La CAN, Puissant Levier Économique : Au-delà du Sport. Les Retombées Réelles pour le Continent Africain.
L'Événement Sportif, Catalyseur d'Investissements
La Coupe d'Afrique des Nations (CAN), bien plus qu'une simple compétition de football, s'est imposée comme un puissant levier économique et politique pour le continent africain. L'organisation de cet événement par un pays hôte génère des retombées financières immédiates, mais surtout structurelles, qui dépassent largement les quelques semaines de compétition.
L'effet le plus direct est l'impératif de construction ou de modernisation des infrastructures sportives (stades, centres d'entraînement) et des infrastructures de soutien (hôtels, réseaux routiers, aéroports, télécommunications). Ces investissements, souvent accélérés par la pression du calendrier, laissent un héritage durable qui améliore la qualité de vie des populations locales et renforce la capacité du pays à accueillir d'autres événements internationaux.
Un Coup d'Accélérateur Économique Éphémère ?
Cependant, les bénéfices ne sont pas automatiques et varient selon la qualité de la planification. Les retombées réelles se manifestent à trois niveaux :
- Le Tourisme et les Services : L'afflux de supporters, de journalistes et de délégations génère des recettes substantielles pour le secteur hôtelier, les transports et la restauration. C'est une manne de devises étrangères qui stimule temporairement la croissance.
- L'Image et le Soft Power : L'organisation réussie de la CAN projette une image de stabilité, de modernité et de compétence organisationnelle du pays hôte sur la scène internationale. Cela améliore l'attractivité pour l'investissement étranger direct (IED) à long terme.
- L'Emploi : Des milliers d'emplois temporaires sont créés dans la construction et l'événementiel, et des emplois pérennes peuvent émerger si les infrastructures sont maintenues et utilisées après la compétition.

Le Défi de la Pérennité et de l'Équité
Le véritable défi pour les nations africaines est de garantir que les investissements ne se limitent pas à des "éléphants blancs" (stades inutilisés après l'événement) et que les retombées économiques soient réparties équitablement. Les critiques portent souvent sur :
- Le Coût : Les coûts d'organisation peuvent parfois dépasser les bénéfices attendus, surtout si les infrastructures sont surdimensionnées ou financées par un endettement lourd.

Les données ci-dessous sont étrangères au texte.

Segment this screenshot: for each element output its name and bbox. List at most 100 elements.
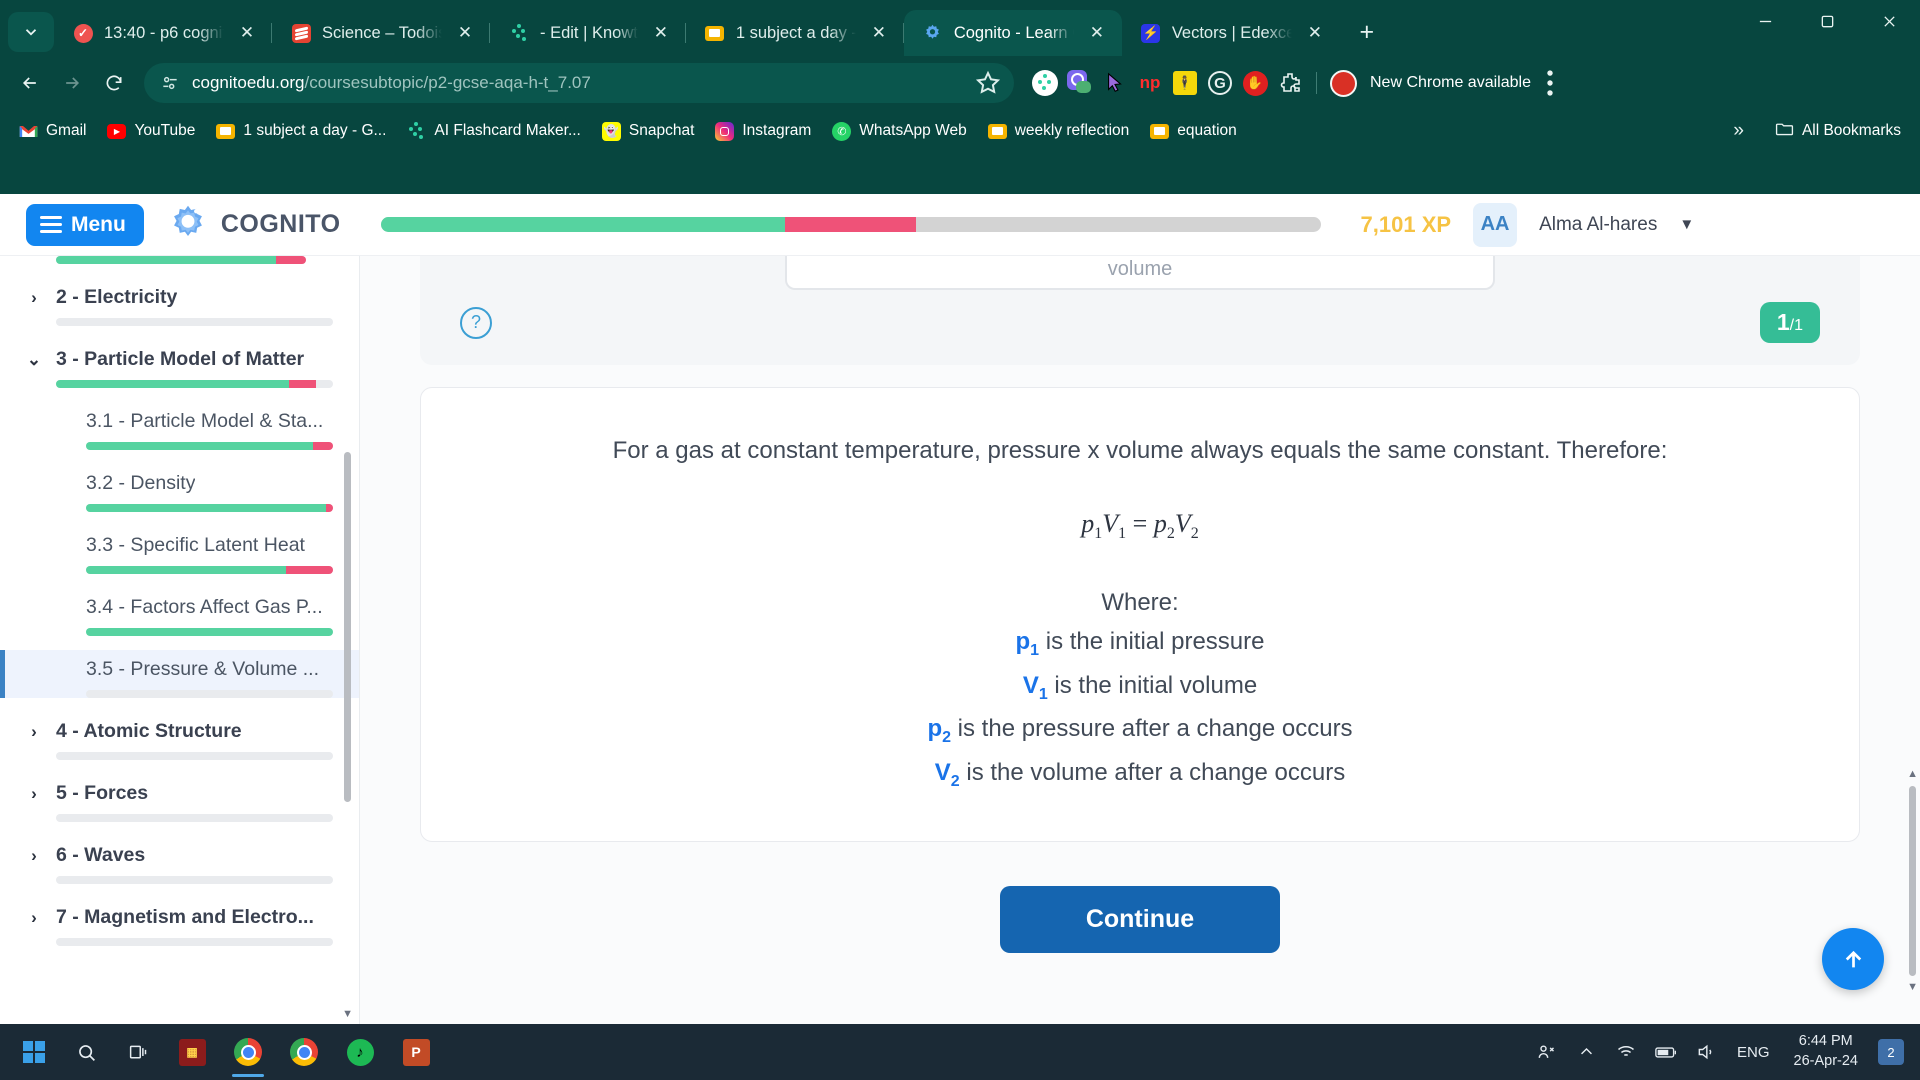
browser-tab[interactable]: Science – Todoist ✕ bbox=[272, 10, 490, 56]
cursor-extension-icon[interactable] bbox=[1100, 68, 1130, 98]
bookmark-label: weekly reflection bbox=[1014, 122, 1130, 139]
bookmark-item[interactable]: ✆ WhatsApp Web bbox=[823, 117, 975, 146]
browser-tab[interactable]: 1 subject a day - G ✕ bbox=[686, 10, 904, 56]
url-domain: cognitoedu.org bbox=[192, 73, 305, 92]
sidebar-item-label: 7 - Magnetism and Electro... bbox=[56, 906, 314, 928]
bookmark-item[interactable]: ▶ YouTube bbox=[98, 117, 204, 146]
taskbar-app-spotify[interactable]: ♪ bbox=[332, 1026, 388, 1078]
reload-icon[interactable] bbox=[94, 63, 134, 103]
language-indicator[interactable]: ENG bbox=[1729, 1044, 1778, 1061]
address-bar[interactable]: cognitoedu.org/coursesubtopic/p2-gcse-aq… bbox=[144, 63, 1014, 103]
sidebar-item[interactable]: › 2 - Electricity bbox=[0, 278, 359, 326]
bookmark-item[interactable]: 1 subject a day - G... bbox=[207, 117, 395, 146]
sidebar-item-row: 3.2 - Density bbox=[26, 472, 333, 495]
close-icon[interactable]: ✕ bbox=[866, 20, 892, 46]
battery-icon[interactable] bbox=[1649, 1033, 1683, 1071]
sidebar-item[interactable]: ⌄ 3 - Particle Model of Matter bbox=[0, 340, 359, 388]
bookmark-item[interactable]: Gmail bbox=[10, 117, 95, 146]
main-scroll-down-icon[interactable]: ▼ bbox=[1907, 981, 1918, 993]
taskbar-app-red[interactable]: ▦ bbox=[164, 1026, 220, 1078]
sidebar-item[interactable]: 3.5 - Pressure & Volume ... bbox=[0, 650, 359, 698]
sidebar-item[interactable]: 3.4 - Factors Affect Gas P... bbox=[0, 588, 359, 636]
sidebar-item-label: 3.3 - Specific Latent Heat bbox=[86, 534, 305, 556]
chevron-right-icon[interactable]: › bbox=[26, 722, 42, 742]
chevron-down-icon[interactable]: ⌄ bbox=[26, 350, 42, 370]
all-bookmarks-button[interactable]: All Bookmarks bbox=[1766, 116, 1910, 147]
avatar[interactable]: AA bbox=[1473, 202, 1518, 247]
chevron-right-icon[interactable]: › bbox=[26, 784, 42, 804]
dictionary-yellow-extension-icon[interactable]: 🕴 bbox=[1170, 68, 1200, 98]
grammarly-extension-icon[interactable] bbox=[1065, 68, 1095, 98]
menu-button[interactable]: Menu bbox=[26, 203, 144, 246]
people-icon[interactable] bbox=[1529, 1033, 1563, 1071]
browser-tab[interactable]: ⚡ Vectors | Edexcel I ✕ bbox=[1122, 10, 1340, 56]
close-icon[interactable]: ✕ bbox=[1084, 20, 1110, 46]
three-dot-menu-icon[interactable] bbox=[1533, 66, 1567, 100]
profile-avatar[interactable] bbox=[1328, 68, 1358, 98]
main-scrollbar[interactable] bbox=[1909, 786, 1916, 976]
browser-tab-active[interactable]: Cognito - Learn G ✕ bbox=[903, 10, 1122, 56]
sidebar-item[interactable]: 3.3 - Specific Latent Heat bbox=[0, 526, 359, 574]
notion-np-extension-icon[interactable]: np bbox=[1135, 68, 1165, 98]
answer-box-peek[interactable]: volume bbox=[785, 256, 1495, 290]
search-icon[interactable] bbox=[60, 1026, 112, 1078]
bookmark-label: Snapchat bbox=[628, 122, 695, 139]
notification-badge[interactable]: 2 bbox=[1878, 1039, 1904, 1065]
page-body: › 2 - Electricity ⌄ 3 - Particle Model of M… bbox=[0, 256, 1920, 1024]
scroll-to-top-button[interactable] bbox=[1822, 928, 1884, 990]
browser-tab[interactable]: - Edit | Knowt ✕ bbox=[490, 10, 686, 56]
chevron-right-icon[interactable]: › bbox=[26, 846, 42, 866]
tab-search-button[interactable] bbox=[8, 12, 54, 52]
chevron-right-icon[interactable]: › bbox=[26, 288, 42, 308]
extensions-puzzle-icon[interactable] bbox=[1275, 68, 1305, 98]
minimize-icon[interactable] bbox=[1734, 0, 1796, 42]
browser-tab[interactable]: ✓ 13:40 - p6 cognito ✕ bbox=[54, 10, 272, 56]
grammarly-g-extension-icon[interactable]: G bbox=[1205, 68, 1235, 98]
taskbar-app-powerpoint[interactable]: P bbox=[388, 1026, 444, 1078]
task-view-icon[interactable] bbox=[112, 1026, 164, 1078]
sidebar-item[interactable]: 3.2 - Density bbox=[0, 464, 359, 512]
sidebar-item[interactable]: › 4 - Atomic Structure bbox=[0, 712, 359, 760]
gmail-icon bbox=[19, 122, 38, 141]
forward-arrow-icon[interactable] bbox=[52, 63, 92, 103]
continue-button[interactable]: Continue bbox=[999, 886, 1281, 954]
back-arrow-icon[interactable] bbox=[10, 63, 50, 103]
taskbar-app-chrome-active[interactable] bbox=[220, 1026, 276, 1078]
bookmark-item[interactable]: weekly reflection bbox=[979, 117, 1139, 146]
sidebar-item[interactable]: 3.1 - Particle Model & Sta... bbox=[0, 402, 359, 450]
bookmarks-overflow-icon[interactable]: » bbox=[1725, 116, 1752, 146]
sidebar-item[interactable]: › 7 - Magnetism and Electro... bbox=[0, 898, 359, 946]
close-icon[interactable]: ✕ bbox=[452, 20, 478, 46]
sidebar-scroll-down-icon[interactable]: ▼ bbox=[342, 1008, 353, 1020]
chevron-down-icon[interactable]: ▼ bbox=[1679, 216, 1694, 233]
taskbar-app-chrome[interactable] bbox=[276, 1026, 332, 1078]
bookmark-item[interactable]: equation bbox=[1141, 117, 1245, 146]
close-icon[interactable]: ✕ bbox=[648, 20, 674, 46]
bookmark-item[interactable]: AI Flashcard Maker... bbox=[398, 117, 589, 146]
wifi-icon[interactable] bbox=[1609, 1033, 1643, 1071]
adblock-hand-extension-icon[interactable]: ✋ bbox=[1240, 68, 1270, 98]
star-icon[interactable] bbox=[974, 69, 1002, 97]
windows-start-icon[interactable] bbox=[8, 1026, 60, 1078]
sidebar-item[interactable]: › 5 - Forces bbox=[0, 774, 359, 822]
taskbar-clock[interactable]: 6:44 PM 26-Apr-24 bbox=[1784, 1032, 1868, 1071]
question-mark-icon[interactable]: ? bbox=[460, 306, 492, 339]
bookmark-item[interactable]: Instagram bbox=[706, 117, 820, 146]
volume-icon[interactable] bbox=[1689, 1033, 1723, 1071]
chevron-right-icon[interactable]: › bbox=[26, 908, 42, 928]
toolbar-divider bbox=[1316, 72, 1317, 94]
bookmark-item[interactable]: 👻 Snapchat bbox=[593, 117, 704, 146]
chevron-up-icon[interactable] bbox=[1569, 1033, 1603, 1071]
sidebar-scrollbar[interactable] bbox=[344, 452, 351, 802]
site-settings-icon[interactable] bbox=[160, 73, 180, 93]
close-icon[interactable]: ✕ bbox=[234, 20, 260, 46]
maximize-icon[interactable] bbox=[1796, 0, 1858, 42]
close-icon[interactable]: ✕ bbox=[1302, 20, 1328, 46]
chrome-update-label[interactable]: New Chrome available bbox=[1370, 74, 1531, 92]
main-scroll-up-icon[interactable]: ▲ bbox=[1907, 768, 1918, 780]
close-icon[interactable] bbox=[1858, 0, 1920, 42]
sidebar-item[interactable]: › 6 - Waves bbox=[0, 836, 359, 884]
cognito-logo[interactable]: COGNITO bbox=[166, 203, 341, 247]
new-tab-button[interactable]: + bbox=[1348, 13, 1386, 51]
knowt-extension-icon[interactable] bbox=[1030, 68, 1060, 98]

- L'Exclusion : Les contrats de construction et de gestion peuvent ne pas bénéficier suffisamment aux entreprises locales, limitant l'effet de ruissellement.
En conclusion, la CAN est un moteur de développement, mais il nécessite une gestion rigoureuse et transparente. Au-delà du sport, c'est l'un des meilleurs outils du continent pour afficher son dynamisme et prouver qu'il est capable de rivaliser en termes d'organisation et d'infrastructures avec les meilleures nations du monde.